Réforme du 3ème cycle

Publié le 1652273471000


 UNE RENTRÉE CATASTROPHE

Lancée il y a sept ans, la réforme du 3ème cycle s’est accélérée entre janvier et avril pour, finalement, être imposée brutalement. Dès le mois d’avril les internes s’étaient mobilisés partout en France. L’ISNI avait réclamé le report de cette réforme. En vain. Mais la rentrée a aussi été mouvementée par la mise en place d’un nouveau logiciel pour les choix. Imotep n’a jamais aussi mal porté son nom !

LE GÂCHIS DE LA RÉFORME DU 3ÈME CYCLE Des formations tronquées
Les cardiologues, néphrologues et hépato-gastro-entérologues, s’inquiètent de voir leur internat rogné d’une année au cours de la phase 3. Cette année supplémentaire avait bien été demandée, mais elle n’a pas été prévue par la réforme. Avec l’arrivée du nouveau gouvernement,une mission IGAS/IGAENR a été créée et devrait aboutir à un rapport en fin d’année. Une révision de la durée des DES pourrait en découler, grâce au comité de suivi de la réforme. Un comité de suivi qui tarde à se mettre en place… L’ISNI réclame et se bat pour le maintien de durées de formation optimales.

Une grande incertitude sur la phase 3
Le statut de la phase 3 n’a toujours pas été défini malgré un décret écrit avant la fin de la dernière mandature ministérielle. Le conseil d’Etat, qui devait ratifier le document, a demandé une validation par les nouveaux ministres. Ces derniers ne semblent pas pressés dans leur réponse alors que cela a beaucoup d’impact, en particulier sur la réflexion concernant les durées de DES. Les internes issus de la promo fiasco, ECN 2017, s’engagent ainsi dans un internat sans savoir quel statut les attendra en phase 3..

Un post internat sacrifié
En cas de statut « senior » en phase 3, l’internat sera réduit d’une année. Par ailleurs, ce statut ne garantit qu’une seule année d’assistanat, alors qu’il en faut au moins deux pour pouvoir accéder au secteur 2. D’autre part, si les étudiants en phase 3 sont assistants et rémunérés comme tels, il y a un risque de diminution des financements pour ces postes d’assistants spécialistes à l’issue de l’internat, et donc une limitation de l’accès au secteur 2. Cela conduit à une réelle précarisation de notre statut. L’ISNI milite donc pour un statut hybride entre assistant et interne : le docteur junior !

Une réforme non aboutie
En recentrant les stages de premières années d’internat aux CHU ou à l’ambulatoire, la réforme vide les centres hospitaliers de leurs équipes d’internes.
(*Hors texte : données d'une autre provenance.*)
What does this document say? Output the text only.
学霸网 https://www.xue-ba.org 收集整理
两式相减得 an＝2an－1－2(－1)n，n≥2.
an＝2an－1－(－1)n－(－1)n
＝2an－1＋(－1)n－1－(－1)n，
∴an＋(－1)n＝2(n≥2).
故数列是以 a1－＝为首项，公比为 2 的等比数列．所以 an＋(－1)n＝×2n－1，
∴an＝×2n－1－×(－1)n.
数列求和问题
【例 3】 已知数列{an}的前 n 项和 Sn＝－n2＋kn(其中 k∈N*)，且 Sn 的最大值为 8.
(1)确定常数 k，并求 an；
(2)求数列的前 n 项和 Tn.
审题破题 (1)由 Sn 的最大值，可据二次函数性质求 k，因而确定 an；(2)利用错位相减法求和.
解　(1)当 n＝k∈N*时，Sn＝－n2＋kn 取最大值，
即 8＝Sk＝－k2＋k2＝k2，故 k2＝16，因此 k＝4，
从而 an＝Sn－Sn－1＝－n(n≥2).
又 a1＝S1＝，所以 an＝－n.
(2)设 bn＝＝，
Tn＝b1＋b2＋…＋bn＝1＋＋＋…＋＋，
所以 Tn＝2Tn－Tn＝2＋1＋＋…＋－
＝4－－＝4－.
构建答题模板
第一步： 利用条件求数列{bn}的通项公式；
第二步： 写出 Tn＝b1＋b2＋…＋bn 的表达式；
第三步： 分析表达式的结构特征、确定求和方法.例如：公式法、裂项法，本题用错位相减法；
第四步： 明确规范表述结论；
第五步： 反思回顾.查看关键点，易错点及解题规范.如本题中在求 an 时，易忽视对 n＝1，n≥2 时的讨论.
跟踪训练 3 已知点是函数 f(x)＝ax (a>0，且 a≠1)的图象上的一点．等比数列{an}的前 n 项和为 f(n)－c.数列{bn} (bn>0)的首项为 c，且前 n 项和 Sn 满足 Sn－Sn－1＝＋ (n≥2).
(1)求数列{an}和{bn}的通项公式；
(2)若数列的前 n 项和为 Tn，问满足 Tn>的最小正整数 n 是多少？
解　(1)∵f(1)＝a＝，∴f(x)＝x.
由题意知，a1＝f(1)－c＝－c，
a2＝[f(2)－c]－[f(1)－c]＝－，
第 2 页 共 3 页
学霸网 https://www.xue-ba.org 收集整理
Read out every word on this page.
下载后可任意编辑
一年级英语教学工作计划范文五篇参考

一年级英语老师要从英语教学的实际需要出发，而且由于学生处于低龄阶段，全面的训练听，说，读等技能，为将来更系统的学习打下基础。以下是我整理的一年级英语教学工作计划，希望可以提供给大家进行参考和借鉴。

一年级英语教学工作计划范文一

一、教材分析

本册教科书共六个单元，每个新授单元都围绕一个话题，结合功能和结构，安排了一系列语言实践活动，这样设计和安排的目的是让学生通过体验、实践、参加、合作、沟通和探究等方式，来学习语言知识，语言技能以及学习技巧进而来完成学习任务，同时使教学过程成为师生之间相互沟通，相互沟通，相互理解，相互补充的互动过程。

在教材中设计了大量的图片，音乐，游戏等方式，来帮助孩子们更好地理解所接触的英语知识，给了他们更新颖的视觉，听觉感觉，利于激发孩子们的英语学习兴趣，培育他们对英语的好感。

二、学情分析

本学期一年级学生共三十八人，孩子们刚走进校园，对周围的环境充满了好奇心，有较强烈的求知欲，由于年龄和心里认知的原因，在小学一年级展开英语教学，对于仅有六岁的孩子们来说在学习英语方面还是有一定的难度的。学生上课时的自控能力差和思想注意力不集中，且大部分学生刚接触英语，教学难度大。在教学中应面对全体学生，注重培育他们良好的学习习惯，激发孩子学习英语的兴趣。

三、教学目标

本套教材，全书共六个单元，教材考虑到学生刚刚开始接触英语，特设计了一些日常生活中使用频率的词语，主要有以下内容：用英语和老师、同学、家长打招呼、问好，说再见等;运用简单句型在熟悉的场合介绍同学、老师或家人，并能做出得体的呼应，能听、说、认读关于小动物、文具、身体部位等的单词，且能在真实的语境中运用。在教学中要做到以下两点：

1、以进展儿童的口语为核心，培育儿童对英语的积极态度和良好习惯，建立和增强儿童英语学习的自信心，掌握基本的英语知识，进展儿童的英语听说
La diminution du nombre d’internes en médecine générale dans les CH posera très vite problème au fonctionnement de ces structures de proximité déjà en manque de personnel pour certaines. « Les internes sont au coeur du fonctionnement du système de santé tout en étant des praticiens en formation, on ne peut pas sacrifier ni la qualité des soins ni la qualité de notre formation », plaide Jérémy Do Cao, interne en pédiatrie.

Le plus de la réforme n’est pas au rendez-vous
La formation des internes devait être la cerise sur le gâteau de cette réforme grâce à des cours uniformisés et à un portfolio numérique. Une cerise verte au goût amer, la plateforme n’étant toujours pas finalisée… Même pour les internes en phase socle les cours ne sont pas prêts et disponibles dans toutes les spécialités. Par ailleurs, les options et les FST ne sont pas encore prévues dans les textes réglementaires, les nouveaux internes n'ont donc aucune indication quant à la possibilité de se sur spécialiser dans leur spécialité. Des arguments supplémentaires qui confirment le sentiment d’une réforme bâclée pour la rentrée 2017.

3 questions au Pr Louis Boyer, Président du Collège des enseignants de radiologie de France  CERF)

H.- Quand avez-vous commencé à travailler sur la maquette du 3ème cycle ?
Pr Louis Boyer.- Nous avions commencé à travailler en 2013 mais le processus a été ralenti par un changement de méthode et d’interlocuteurs ministériels en 2015. Tous les collèges d’enseignants furent consultés. Dès le départ, nous avons travaillé en concertation avec le G4, qui regroupe notre société savante (Société Française de Radiologie), notre collège d’enseignants (CERF), les syndicats de radiologues hospitaliers (SRH) et libéraux (FNMR) et en synergie avec l’UNIR, le syndicat des internes en radiologie : un dialogue très enrichissant où les internes ont montré une grande maturité.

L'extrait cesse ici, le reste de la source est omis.